Sementara itu di dapur, seorang pria berusia 33 tahun sibuk memberi perintah kepada beberapa pekerja dapur yang menyelesaikan orderan masakan, sesekalai terdengar dia berteriak saat ada yang kurang tepat dengan apa yang dilakukan oleh pekerja dapur, tatapan matanya tajam seolah siap menerkam siapa saja. Pak Baroto, merupakan juru masak yang juga adalah suami dari Mbak Sinta. Setelah melalang buana di seantero Asia sebagai juru masak di berbagai macam hotel mewah, Pak Baroto akhirnya bersedia pulang ke Indonesia untuk mengurusi rumah makan yang dikelola oleh istrinya.

Tugas Pak Baroto sedikit lebih ringan karena rumah makan tersebut sudah memiliki beberapa koki handal, dia hanya ikut memasak jika ada pelanggan khusus atau saat pengunjung membludak di akhir pekan, selain situasi itu Pak Baroto hanya bertugas mengawasi sekaligus memberikan instruksi kepada para koki dan pekerja dapur. Pengalaman dan kualitas Pak Baroto sebagai seorang juru masak handal cukup untuk membuat para pekerja lain "takut" saat menghadapi tatapan tajam Pak Baroto.

Rumah makan "The East" adalah rumah makan modern yang didirikan oleh Anwar Hambali, seorang pria tua, yang terkenal karena kekayaannya. Meskipun baru berdiri kurang dari satu tahun tapi The East sudah berhasil menggaet ratusan pengunjung setiap minggunya. Variasi masakan yang beragam, ditambah rasa masakan yang cocok untuk semua lidah, apalagi lokasi strategis rumah makan yang berada tepat di jantung pusat kota cukup membuat The East melejit dalam waktu singkat menggeser pamor rumah makan lain.

Anwar Hambali memang terkenal sebagai seorang pengusaha handal, mental usahanya ditempa sejak kecil. Lahir dari sebuah keluarga yang jauh dari kata berkecukupan membuat Anwar terasah mentalnya dalam berusaha meniti kesuksesan. Insting bisnisnya seperti terasah di jalanan, dia bisa menakar bisnis apa yang menguntungkan dan bisnis apa yang tidak menjanjikan hanya dari pengamatannya saja. Mungkin ini sebuah anugerah, tapi mungkin juga sebagai kutukan karena insting bisnis wahid ini juga diaplikasikana Anwar dalam hidup.

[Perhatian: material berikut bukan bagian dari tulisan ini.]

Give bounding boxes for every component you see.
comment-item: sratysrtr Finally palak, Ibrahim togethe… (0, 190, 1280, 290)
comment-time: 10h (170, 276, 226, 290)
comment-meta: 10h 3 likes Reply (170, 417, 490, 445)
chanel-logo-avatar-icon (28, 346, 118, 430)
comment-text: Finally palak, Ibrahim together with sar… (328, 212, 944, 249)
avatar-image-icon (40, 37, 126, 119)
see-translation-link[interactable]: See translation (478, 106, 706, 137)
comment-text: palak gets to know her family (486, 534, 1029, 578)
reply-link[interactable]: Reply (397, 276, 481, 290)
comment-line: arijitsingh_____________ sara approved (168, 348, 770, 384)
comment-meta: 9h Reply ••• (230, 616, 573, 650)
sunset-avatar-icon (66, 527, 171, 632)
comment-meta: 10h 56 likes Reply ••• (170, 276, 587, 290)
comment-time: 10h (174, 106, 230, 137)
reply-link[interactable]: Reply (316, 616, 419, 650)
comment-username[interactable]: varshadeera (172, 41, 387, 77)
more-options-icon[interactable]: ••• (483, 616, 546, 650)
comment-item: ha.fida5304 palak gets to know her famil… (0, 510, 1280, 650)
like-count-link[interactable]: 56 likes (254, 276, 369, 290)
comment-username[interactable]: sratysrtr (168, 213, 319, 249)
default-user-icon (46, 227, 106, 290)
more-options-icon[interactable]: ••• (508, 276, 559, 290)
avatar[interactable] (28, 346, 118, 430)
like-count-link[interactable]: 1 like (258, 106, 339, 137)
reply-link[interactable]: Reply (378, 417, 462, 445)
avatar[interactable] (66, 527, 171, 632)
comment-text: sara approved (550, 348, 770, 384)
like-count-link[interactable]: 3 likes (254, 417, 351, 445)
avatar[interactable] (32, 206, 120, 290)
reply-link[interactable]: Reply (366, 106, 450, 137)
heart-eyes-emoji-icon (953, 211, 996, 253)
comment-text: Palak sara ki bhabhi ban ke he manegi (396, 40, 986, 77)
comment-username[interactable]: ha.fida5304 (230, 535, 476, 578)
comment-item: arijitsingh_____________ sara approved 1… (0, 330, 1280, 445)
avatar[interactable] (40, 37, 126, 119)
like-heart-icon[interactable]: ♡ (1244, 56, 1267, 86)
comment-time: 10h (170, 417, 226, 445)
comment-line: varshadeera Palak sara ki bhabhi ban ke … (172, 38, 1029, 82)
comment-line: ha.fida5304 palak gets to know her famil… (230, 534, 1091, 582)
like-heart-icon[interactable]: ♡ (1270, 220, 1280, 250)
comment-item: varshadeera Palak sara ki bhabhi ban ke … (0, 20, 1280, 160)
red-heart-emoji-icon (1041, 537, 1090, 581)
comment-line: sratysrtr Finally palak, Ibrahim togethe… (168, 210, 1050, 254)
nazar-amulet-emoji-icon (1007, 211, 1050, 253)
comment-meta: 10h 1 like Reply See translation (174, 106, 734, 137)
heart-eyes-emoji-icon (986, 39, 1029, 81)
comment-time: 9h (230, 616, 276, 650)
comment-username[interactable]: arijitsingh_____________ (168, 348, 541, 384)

Usianya sudah hampir 65 tahun, tapi orang tua itu masih betah melajang. Sepanjang hidup yang dia pikirkan adalah hanya masalah uang, seolah uang adalah segalanya. Baginya apapun di dunia ini bisa dilabeli dengan urutan angka-angka, termasuk soal harga diri dan cinta. Maka tak heran jika saat ini Anwar mulai kebingungan mewariskan kerajaan bisnisnya kepada siapa, seorang pria tua lajang tanpa pendamping hidup dan keturunan.

Beruntung ada Sinta, satu-satunya keponakan Anwar Hambali, dia adalah putri tunggal Rohati Hambali, adik kandungnya. Di pundak Sinta lah kini Anwar mulai mencoba memasrahkan bisnis-bisnisnya, selain bisnis restoran, Anwar juga mulai memberikan penugasan kepada Sinta untuk mengusrusi bisnis apartement, retail, dan ekspedisi. Sinta tidak bisa menolak keinginan sang Paman, karena sepanjang hidupnya seluruh kebutuhan hidup dia bersama sang Ibu dibiayai oleh sang Paman.